On January 28, 2021, a Special Chamber of the International Tribunal for the Law of the Sea (ITLOS) dismissed all of the respondent's preliminary objections in Dispute Concerning Delimitation of the Maritime Boundary Between Mauritius and Maldives in the Indian Ocean (Mauritius/Maldives). The proceeding arose out of Mauritius's long-running effort to regain sovereignty over the Chagos Archipelago, which was originally “detached” from Mauritius in 1965 by the United Kingdom (UK). Although the Judgment will allow the case to proceed to the merits, it is significant in its own right for its engagement with several earlier legal decisions, including the arbitral award in Chagos Marine Protected Area Arbitration Footnote 1 and the International Court of Justice's (ICJ) Advisory Opinion on the Legal Consequences of the Separation of the Chagos Archipelago from Mauritius in 1965,Footnote 2 as well as UN General Assembly Resolution 73/295 affirming the Advisory Opinion.Footnote 3 The Special Chamber stitched together a series of legal documents that, considered individually, were either non-binding or limited in scope to achieve a determination greater than the sum of its parts—one that effectively resolved the disputed sovereignty over the Chagos Archipelago.

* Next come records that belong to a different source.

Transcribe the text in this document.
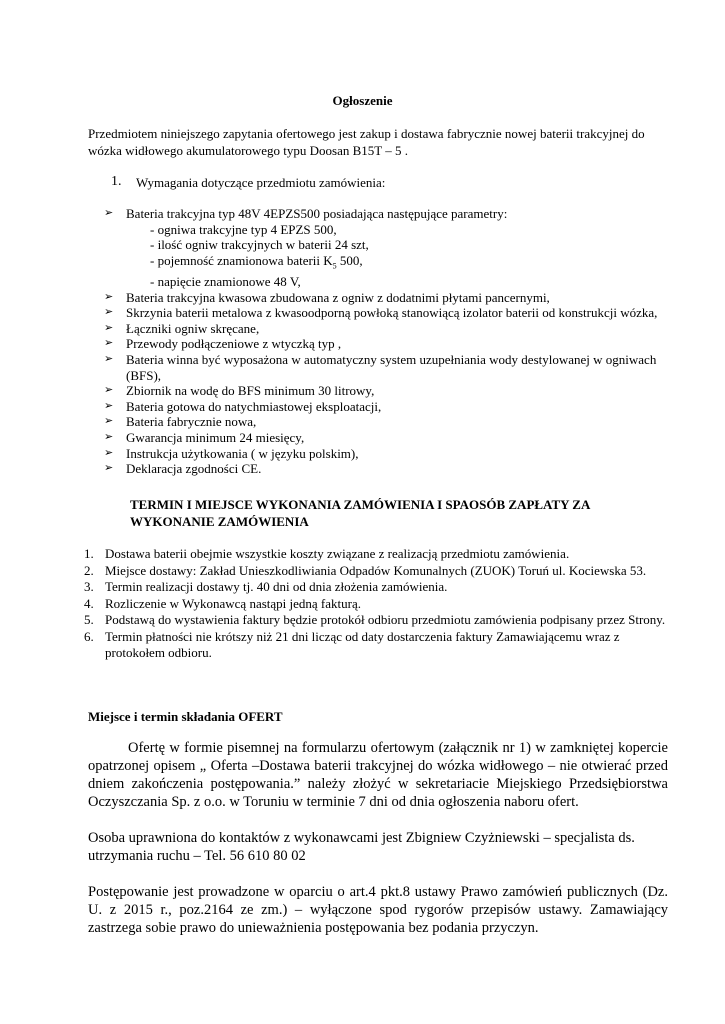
Ogłoszenie
Przedmiotem niniejszego zapytania ofertowego jest zakup i dostawa fabrycznie nowej baterii trakcyjnej do wózka widłowego akumulatorowego typu Doosan B15T – 5 .
1. Wymagania dotyczące przedmiotu zamówienia:
➢ Bateria trakcyjna typ 48V 4EPZS500 posiadająca następujące parametry:
- ogniwa trakcyjne typ 4 EPZS 500,
- ilość ogniw trakcyjnych w baterii 24 szt,
- pojemność znamionowa baterii $K_5$ 500,
- napięcie znamionowe 48 V,
➢ Bateria trakcyjna kwasowa zbudowana z ogniw z dodatnimi płytami pancernymi,
➢ Skrzynia baterii metalowa z kwasoodporną powłoką stanowiącą izolator baterii od konstrukcji wózka,
➢ Łączniki ogniw skręcane,
➢ Przewody podłączeniowe z wtyczką typ ,
➢ Bateria winna być wyposażona w automatyczny system uzupełniania wody destylowanej w ogniwach (BFS),
➢ Zbiornik na wodę do BFS minimum 30 litrowy,
➢ Bateria gotowa do natychmiastowej eksploatacji,
➢ Bateria fabrycznie nowa,
➢ Gwarancja minimum 24 miesięcy,
➢ Instrukcja użytkowania ( w języku polskim),
➢ Deklaracja zgodności CE.
TERMIN I MIEJSCE WYKONANIA ZAMÓWIENIA I SPAOSÓB ZAPŁATY ZA WYKONANIE ZAMÓWIENIA
1. Dostawa baterii obejmie wszystkie koszty związane z realizacją przedmiotu zamówienia.
2. Miejsce dostawy: Zakład Unieszkodliwiania Odpadów Komunalnych (ZUOK) Toruń ul. Kociewska 53.
3. Termin realizacji dostawy tj. 40 dni od dnia złożenia zamówienia.
4. Rozliczenie w Wykonawcą nastąpi jedną fakturą.
5. Podstawą do wystawienia faktury będzie protokół odbioru przedmiotu zamówienia podpisany przez Strony.
6. Termin płatności nie krótszy niż 21 dni licząc od daty dostarczenia faktury Zamawiającemu wraz z protokołem odbioru.
Miejsce i termin składania OFERT
Ofertę w formie pisemnej na formularzu ofertowym (załącznik nr 1) w zamkniętej kopercie opatrzonej opisem „ Oferta –Dostawa baterii trakcyjnej do wózka widłowego – nie otwierać przed dniem zakończenia postępowania.” należy złożyć w sekretariacie Miejskiego Przedsiębiorstwa Oczyszczania Sp. z o.o. w Toruniu w terminie 7 dni od dnia ogłoszenia naboru ofert.
Osoba uprawniona do kontaktów z wykonawcami jest Zbigniew Czyżniewski – specjalista ds. utrzymania ruchu – Tel. 56 610 80 02
Postępowanie jest prowadzone w oparciu o art.4 pkt.8 ustawy Prawo zamówień publicznych (Dz. U. z 2015 r., poz.2164 ze zm.) – wyłączone spod rygorów przepisów ustawy. Zamawiający zastrzega sobie prawo do unieważnienia postępowania bez podania przyczyn.
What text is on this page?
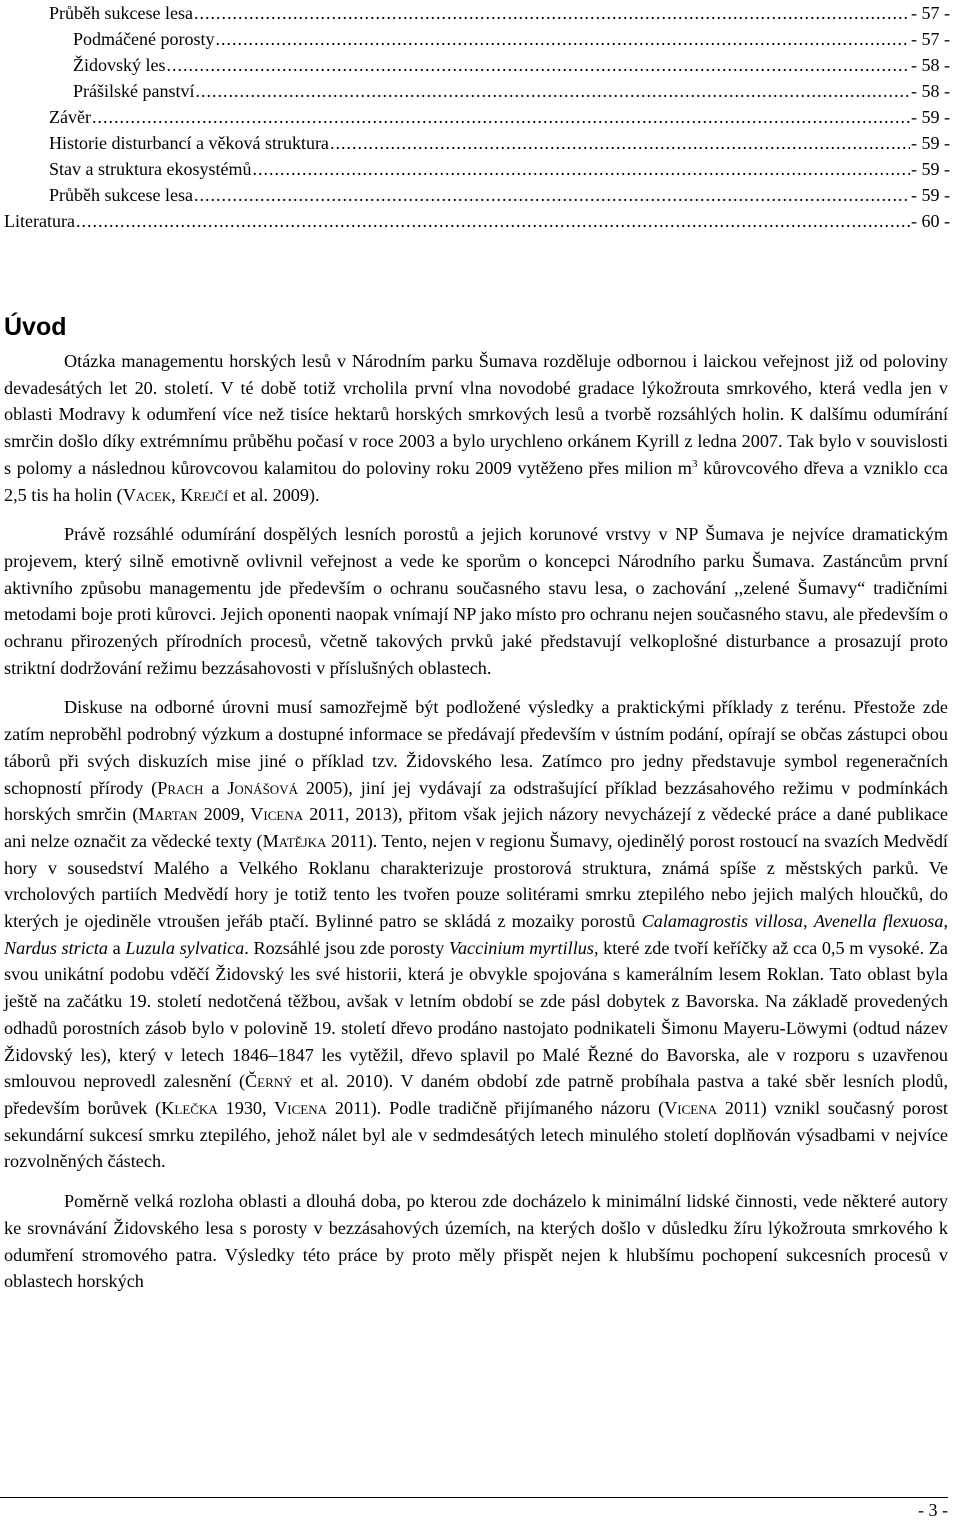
Průběh sukcese lesa .....	- 57 -
Podmáčené porosty .....	- 57 -
Židovský les .....	- 58 -
Prášilské panství .....	- 58 -
Závěr .....	- 59 -
Historie disturbancí a věková struktura .....	- 59 -
Stav a struktura ekosystémů .....	- 59 -
Průběh sukcese lesa .....	- 59 -
Literatura .....	- 60 -
Úvod

Otázka managementu horských lesů v Národním parku Šumava rozděluje odbornou i laickou veřejnost již od poloviny devadesátých let 20. století. V té době totiž vrcholila první vlna novodobé gradace lýkožrouta smrkového, která vedla jen v oblasti Modravy k odumření více než tisíce hektarů horských smrkových lesů a tvorbě rozsáhlých holin. K dalšímu odumírání smrčin došlo díky extrémnímu průběhu počasí v roce 2003 a bylo urychleno orkánem Kyrill z ledna 2007. Tak bylo v souvislosti s polomy a následnou kůrovcovou kalamitou do poloviny roku 2009 vytěženo přes milion $m^3$ kůrovcového dřeva a vzniklo cca 2,5 tis ha holin (Vacek, Krejčí et al. 2009).

Právě rozsáhlé odumírání dospělých lesních porostů a jejich korunové vrstvy v NP Šumava je nejvíce dramatickým projevem, který silně emotivně ovlivnil veřejnost a vede ke sporům o koncepci Národního parku Šumava. Zastáncům první aktivního způsobu managementu jde především o ochranu současného stavu lesa, o zachování ,,zelené Šumavy“ tradičními metodami boje proti kůrovci. Jejich oponenti naopak vnímají NP jako místo pro ochranu nejen současného stavu, ale především o ochranu přirozených přírodních procesů, včetně takových prvků jaké představují velkoplošné disturbance a prosazují proto striktní dodržování režimu bezzásahovosti v příslušných oblastech.

Diskuse na odborné úrovni musí samozřejmě být podložené výsledky a praktickými příklady z terénu. Přestože zde zatím neproběhl podrobný výzkum a dostupné informace se předávají především v ústním podání, opírají se občas zástupci obou táborů při svých diskuzích mise jiné o příklad tzv. Židovského lesa. Zatímco pro jedny představuje symbol regeneračních schopností přírody (Prach a Jonášová 2005), jiní jej vydávají za odstrašující příklad bezzásahového režimu v podmínkách horských smrčin (Martan 2009, Vicena 2011, 2013), přitom však jejich názory nevycházejí z vědecké práce a dané publikace ani nelze označit za vědecké texty (Matějka 2011). Tento, nejen v regionu Šumavy, ojedinělý porost rostoucí na svazích Medvědí hory v sousedství Malého a Velkého Roklanu charakterizuje prostorová struktura, známá spíše z městských parků. Ve vrcholových partiích Medvědí hory je totiž tento les tvořen pouze solitérami smrku ztepilého nebo jejich malých hloučků, do kterých je ojediněle vtroušen jeřáb ptačí. Bylinné patro se skládá z mozaiky porostů Calamagrostis villosa, Avenella flexuosa, Nardus stricta a Luzula sylvatica. Rozsáhlé jsou zde porosty Vaccinium myrtillus, které zde tvoří keříčky až cca 0,5 m vysoké. Za svou unikátní podobu vděčí Židovský les své historii, která je obvykle spojována s kamerálním lesem Roklan. Tato oblast byla ještě na začátku 19. století nedotčená těžbou, avšak v letním období se zde pásl dobytek z Bavorska. Na základě provedených odhadů porostních zásob bylo v polovině 19. století dřevo prodáno nastojato podnikateli Šimonu Mayeru-Löwymi (odtud název Židovský les), který v letech 1846–1847 les vytěžil, dřevo splavil po Malé Řezné do Bavorska, ale v rozporu s uzavřenou smlouvou neprovedl zalesnění (Černý et al. 2010). V daném období zde patrně probíhala pastva a také sběr lesních plodů, především borůvek (Klečka 1930, Vicena 2011). Podle tradičně přijímaného názoru (Vicena 2011) vznikl současný porost sekundární sukcesí smrku ztepilého, jehož nálet byl ale v sedmdesátých letech minulého století doplňován výsadbami v nejvíce rozvolněných částech.

Poměrně velká rozloha oblasti a dlouhá doba, po kterou zde docházelo k minimální lidské činnosti, vede některé autory ke srovnávání Židovského lesa s porosty v bezzásahových územích, na kterých došlo v důsledku žíru lýkožrouta smrkového k odumření stromového patra. Výsledky této práce by proto měly přispět nejen k hlubšímu pochopení sukcesních procesů v oblastech horských

- 3 -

The origin of the dispute dates back two centuries. The UK first acquired sovereignty over Mauritius in 1814 from France, and administered the Chagos Archipelago, 2,200 kilometers to the northeast, as a dependency of that colony. The archipelago's location in the middle of the Indian Ocean was a boon to the global naval power. In the mid-twentieth century, the United States sought to lease the archipelago's largest island, Diego Garcia, in order to construct and operate a joint naval base with the UK. The negotiations between the UK and the United States proceeded in tandem with negotiations concerning Mauritian independence, which followed in 1968. Prior to independence, and in order to facilitate the agreement with the United States, the UK sought to separate the Chagos Islands from Mauritius, converting them into a new British Indian Ocean Territory (BIOT), which would remain a British possession.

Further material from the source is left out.